5. Bölüm

5: bölüm

Meryem
meryem.0706

O akşam Leyla’nın içi içine sığmıyordu.

Kafasında binlerce cümle dönüp duruyor ama hiçbiri dudaklarına inmiyordu.

Mutfağın köşesinde duran küçük kahve makinesine bakarken derin bir nefes aldı.

Elini saçlarına attı, düzeltip sonra yine dağılmasına izin verdi.

Şeyma’ya her şeyi anlatmalıydı.

Bu duygu içini yiyip bitiriyordu artık.

 

 

---

 

Bir süre sonra salonda battaniyeye sarılmış oturan Şeyma'nın yanına geçti.

Şeyma, dizlerinin üstünde açık duran deftere çiçek türlerini karalıyordu.

Daha önce hiç sormamıştı ama belli ki sessizce bir hayal kuruyordu.

 

Leyla kahvesinden bir yudum alıp usulca sordu:

“Birine gerçekten güvendiğini hissettin mi hiç?”

 

Şeyma kaşlarını hafif çattı, sonra yüzünü ona döndü.

“Sanırım sana hissettiğim güven dışında birine hiç öyle bakmadım.”

 

Leyla derin bir nefes aldı.

“Sana bir şey söyleyeceğim ama… yargılamayacağına söz ver.”

 

Şeyma göz kırptı.

“Sen yeter ki anlat, sözler bende kalır.”

 

Leyla fincanı avuçlarının arasına aldı, gözlerini kaçırmadan konuştu:

“Bir adamla tanıştım.

İlk kez… biri bana gerçekten insan gibi davrandı.

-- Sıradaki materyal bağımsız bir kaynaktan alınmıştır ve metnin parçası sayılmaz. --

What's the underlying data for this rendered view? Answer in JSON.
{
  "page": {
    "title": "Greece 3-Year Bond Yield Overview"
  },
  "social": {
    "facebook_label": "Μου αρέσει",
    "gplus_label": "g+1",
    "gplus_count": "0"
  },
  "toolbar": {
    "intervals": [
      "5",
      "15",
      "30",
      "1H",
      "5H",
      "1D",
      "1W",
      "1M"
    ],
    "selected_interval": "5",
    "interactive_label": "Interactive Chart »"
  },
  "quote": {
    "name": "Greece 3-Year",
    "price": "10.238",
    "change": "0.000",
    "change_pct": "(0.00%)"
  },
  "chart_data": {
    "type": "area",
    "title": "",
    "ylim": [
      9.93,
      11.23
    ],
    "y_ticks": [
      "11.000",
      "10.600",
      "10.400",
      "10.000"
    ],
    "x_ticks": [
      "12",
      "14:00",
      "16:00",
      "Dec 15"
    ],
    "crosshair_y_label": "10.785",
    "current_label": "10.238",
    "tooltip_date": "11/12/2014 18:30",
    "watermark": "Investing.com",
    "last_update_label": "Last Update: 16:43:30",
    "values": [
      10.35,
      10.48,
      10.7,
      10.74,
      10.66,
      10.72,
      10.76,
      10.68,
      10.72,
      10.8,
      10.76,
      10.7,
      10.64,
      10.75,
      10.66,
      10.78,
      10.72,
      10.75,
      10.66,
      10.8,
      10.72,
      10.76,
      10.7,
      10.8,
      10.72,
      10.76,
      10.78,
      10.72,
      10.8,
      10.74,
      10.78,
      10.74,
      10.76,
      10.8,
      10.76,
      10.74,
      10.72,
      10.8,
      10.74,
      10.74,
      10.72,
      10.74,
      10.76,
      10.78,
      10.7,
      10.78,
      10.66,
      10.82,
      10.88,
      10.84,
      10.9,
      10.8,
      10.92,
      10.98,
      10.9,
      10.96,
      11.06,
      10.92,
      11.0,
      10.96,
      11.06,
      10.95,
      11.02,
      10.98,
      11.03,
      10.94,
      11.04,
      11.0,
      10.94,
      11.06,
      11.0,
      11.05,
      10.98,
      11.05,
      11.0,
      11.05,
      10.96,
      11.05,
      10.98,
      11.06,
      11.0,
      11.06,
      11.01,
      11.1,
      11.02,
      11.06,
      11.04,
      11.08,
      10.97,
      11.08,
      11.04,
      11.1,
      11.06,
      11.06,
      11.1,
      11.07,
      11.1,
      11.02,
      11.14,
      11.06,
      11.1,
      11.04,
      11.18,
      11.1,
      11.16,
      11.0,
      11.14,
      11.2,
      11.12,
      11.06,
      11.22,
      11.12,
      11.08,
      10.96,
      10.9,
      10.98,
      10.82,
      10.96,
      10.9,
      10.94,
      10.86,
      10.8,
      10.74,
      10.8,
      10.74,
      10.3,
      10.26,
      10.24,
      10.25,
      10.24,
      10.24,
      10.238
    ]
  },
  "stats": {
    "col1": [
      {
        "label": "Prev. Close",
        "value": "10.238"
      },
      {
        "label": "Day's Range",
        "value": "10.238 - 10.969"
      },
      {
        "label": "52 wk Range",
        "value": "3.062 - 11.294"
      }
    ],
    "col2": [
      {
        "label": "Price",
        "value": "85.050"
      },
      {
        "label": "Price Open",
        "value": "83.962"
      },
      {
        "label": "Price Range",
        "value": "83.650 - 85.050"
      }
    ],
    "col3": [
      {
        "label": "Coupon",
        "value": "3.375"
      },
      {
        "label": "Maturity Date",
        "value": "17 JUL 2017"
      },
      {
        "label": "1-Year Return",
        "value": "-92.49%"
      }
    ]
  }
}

Ne acıdı, ne merakla sorguladı.

Sadece dinledi.

Konuşmamı bekledi.

Ve… gözlerimin içine bakarken kalbimi gördü sanki.”

 

Şeyma’nın gülümsemesi büyüdü.

“Adı ne?”

“Kemal.”

“Ne hissediyorsun?”

Leyla gözlerini kaçırdı.

“Sanki onun yanında... geçmişim sessizleşiyor.”

 

Şeyma sessiz kaldı.

Sonra battaniyesini ona doğru çekti.

“Kalbini hafifleten biri varsa, ona tutun.

Çünkü hayat bize hep zor yanını gösterdi.

Biraz da kolaylık hak ediyoruz.”

 

 

---

 

O sırada başka bir yerde, başka bir evde...

Kemal, babasının karşısında oturuyordu.

Gözleri kararlı, sesi netti:

 

“Ben Leyla’yı seviyorum.

Onunla bir ömür istiyorum.

Ve… senin onayını almadan hiçbir adım atmak istemiyorum.”

 

Babasının elleri çiğ köfteyle doluydu ama gözleri dolmadı değil.

Kemal, kolay kolay bu tür şeyleri dile getirmezdi.

Ama şimdi duruşu bile değişmişti.

 

“Annesiz büyüdünüz.

Ben size örnek olamadım çoğu zaman.

Ama eğer bir kadın senin içinde iyiliği çoğaltıyorsa...

Onu bırakma.”

 

Kemal başını salladı.

“Baba, ben Leyla’ya evlenme teklifi edeceğim.”

 

 

---

 

Ertesi gün Leyla çiçekçiden çıkarken telefonu çaldı.

Ekranda “Kemal” yazıyordu.

Gülümsedi ve açtı.

 

“Hazır mısın?”

“Neye?”

“Hayatını değiştirecek küçük bir akşama.”

Leyla hafifçe tebessüm etti.

“Yine kahve içmeye mi gidiyoruz?”

“Hayır… Bu sefer ailemle tanışmaya gidiyoruz.”

 

Leyla durdu.

Kalbi göğsüne sığmadı bir anda.

 

“Ciddi misin?”

“Daha da ciddisi var... Ama o kısmı yüz yüze söylemek istiyorum.”

 

 

---

 

O akşam Leyla, yüreğini alıp giyindi.

Sade bir elbise, hafif bir makyaj ve gözlerinde endişeyle heyecan karışımı bir parıltı…

Kapıyı Kemal açtığında, gözleri dolu doluydu.

 

İçeri girdiğinde sıcak bir sofra, gülümseyen bir baba ve...

Köşede telefonla uğraşan genç bir çocuk vardı:

Buğra.

 

Ama Şeyma’nın kaderiyle onu buluşturacak o göz göze geliş henüz yaşanmamıştı.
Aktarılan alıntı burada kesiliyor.